Constraining CO coverage on copper promotes high-efficiency ethylene electroproduction

Abstract

The availability of inexpensive industrial CO gas streams motivates efficient electrocatalytic upgrading of CO to higher-value feedstocks such as ethylene. However, the electrosynthesis of ethylene by the CO reduction reaction (CORR) has suffered from low selectivity and energy efficiency. Here we find that the recent strategy of increasing performance through use of highly alkaline electrolyte—which is very effective in CO2RR—fails in CORR and drives the reaction to acetate.
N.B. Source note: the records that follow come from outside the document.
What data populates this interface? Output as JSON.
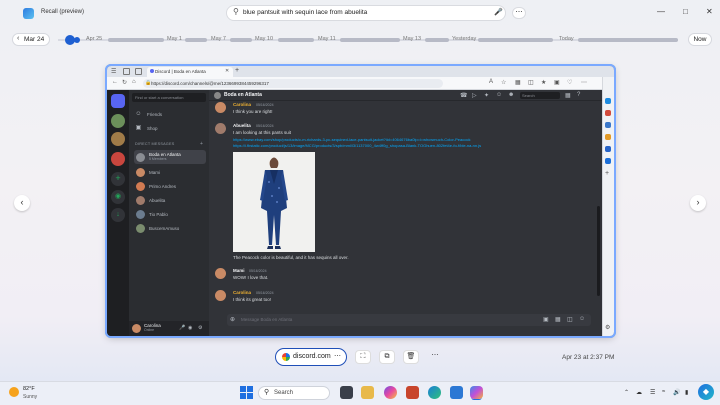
{
  "recall": {
    "app_title": "Recall (preview)",
    "search_query": "blue pantsuit with sequin lace from abuelita",
    "window_controls": [
      "minimize",
      "restore",
      "close"
    ]
  },
  "timeline": {
    "back_label": "Mar 24",
    "labels": [
      "Apr 25",
      "May 1",
      "May 7",
      "May 10",
      "May 11",
      "May 13",
      "Yesterday",
      "Today"
    ],
    "now_label": "Now"
  },
  "browser": {
    "tab_title": "Discord | Boda en Atlanta",
    "url": "https://discord.com/channels/@me/1236699384459296317"
  },
  "discord": {
    "find_placeholder": "Find or start a conversation",
    "nav": [
      {
        "label": "Friends",
        "icon": "friends-icon"
      },
      {
        "label": "Shop",
        "icon": "shop-icon"
      }
    ],
    "dm_header": "DIRECT MESSAGES",
    "dms": [
      {
        "label": "Boda en Atlanta",
        "sub": "5 Members",
        "color": "#8a8d93",
        "active": true
      },
      {
        "label": "Mami",
        "color": "#c98a65"
      },
      {
        "label": "Primo Andres",
        "color": "#d27b52"
      },
      {
        "label": "Abuelita",
        "color": "#a07b6b"
      },
      {
        "label": "Tio Pablo",
        "color": "#6b7c8f"
      },
      {
        "label": "BuscemAmuso",
        "color": "#7a8c6e"
      }
    ],
    "user": {
      "name": "Carolina",
      "status": "Online"
    },
    "channel_title": "Boda en Atlanta",
    "search_placeholder": "Search",
    "messages": [
      {
        "name": "Carolina",
        "time": "05/16/2024",
        "text": "I think you are right!",
        "color": "#c98a65"
      },
      {
        "name": "Abuelita",
        "time": "05/16/2024",
        "text": "I am looking at this pants suit",
        "link1": "https://www.ebay.com/shop/products/c-m-richards-3-pc-sequined-lace-pantsuit-jacket?iid=4064676ba0lp=i=whcwmuch-Color-Peacock",
        "link2": "https://i.fbstatic.com/product/js/13/image/MCG/products/3/spb/mml/l3/1137000_4w4ff0g_shopasa-Blank-TOGhuen-802fet4e-fo-f/ble-na-nn.js",
        "color": "#a07b6b"
      },
      {
        "caption": "The Peacock color is beautiful, and it has sequins all over."
      },
      {
        "name": "Mami",
        "time": "05/16/2024",
        "text": "WOW! I love that.",
        "color": "#c98a65"
      },
      {
        "name": "Carolina",
        "time": "05/16/2024",
        "text": "I think its great too!",
        "color": "#c98a65"
      }
    ],
    "composer_placeholder": "Message Boda en Atlanta"
  },
  "actions": {
    "site_label": "discord.com",
    "timestamp": "Apr 23 at 2:37 PM"
  },
  "taskbar": {
    "weather_temp": "82°F",
    "weather_desc": "Sunny",
    "search_label": "Search"
  },
  "colors": {
    "accent": "#1f4fb8",
    "discord_bg": "#313338",
    "link": "#00a8fc"
  }
}
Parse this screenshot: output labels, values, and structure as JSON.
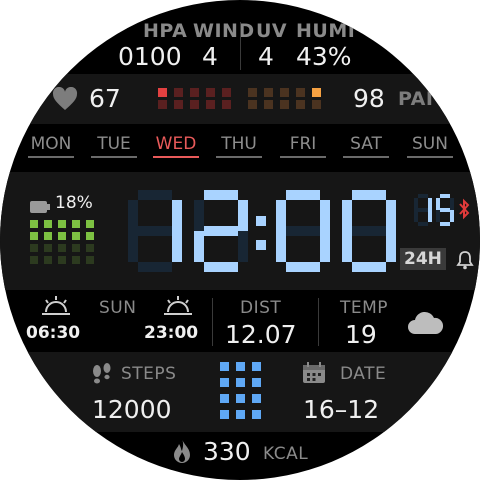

We then observe that ethylene selectivity increases when we constrain (decrease) CO availability. Using density functional theory, we show how CO coverage on copper influences the reaction pathways of ethylene versus oxygenate: lower CO coverage stabilizes the ethylene-relevant intermediates whereas higher CO coverage favours oxygenate formation. We then control local CO availability experimentally by tuning the CO concentration and reaction rate; we achieve ethylene Faradaic efficiencies of 72% and a partial current density of >800 mA cm−2. The overall system provides a half-cell energy efficiency of 44% for ethylene production. The electrocatalytic upgrading of CO to higher-value feedstocks provides a promising route to multicarbon products. Here, the authors show that high ethylene selectivity can be achieved by constraining CO availability on copper, with an ethylene Faradaic efficiency of 72% and a partial current density of >800 mA cm−2.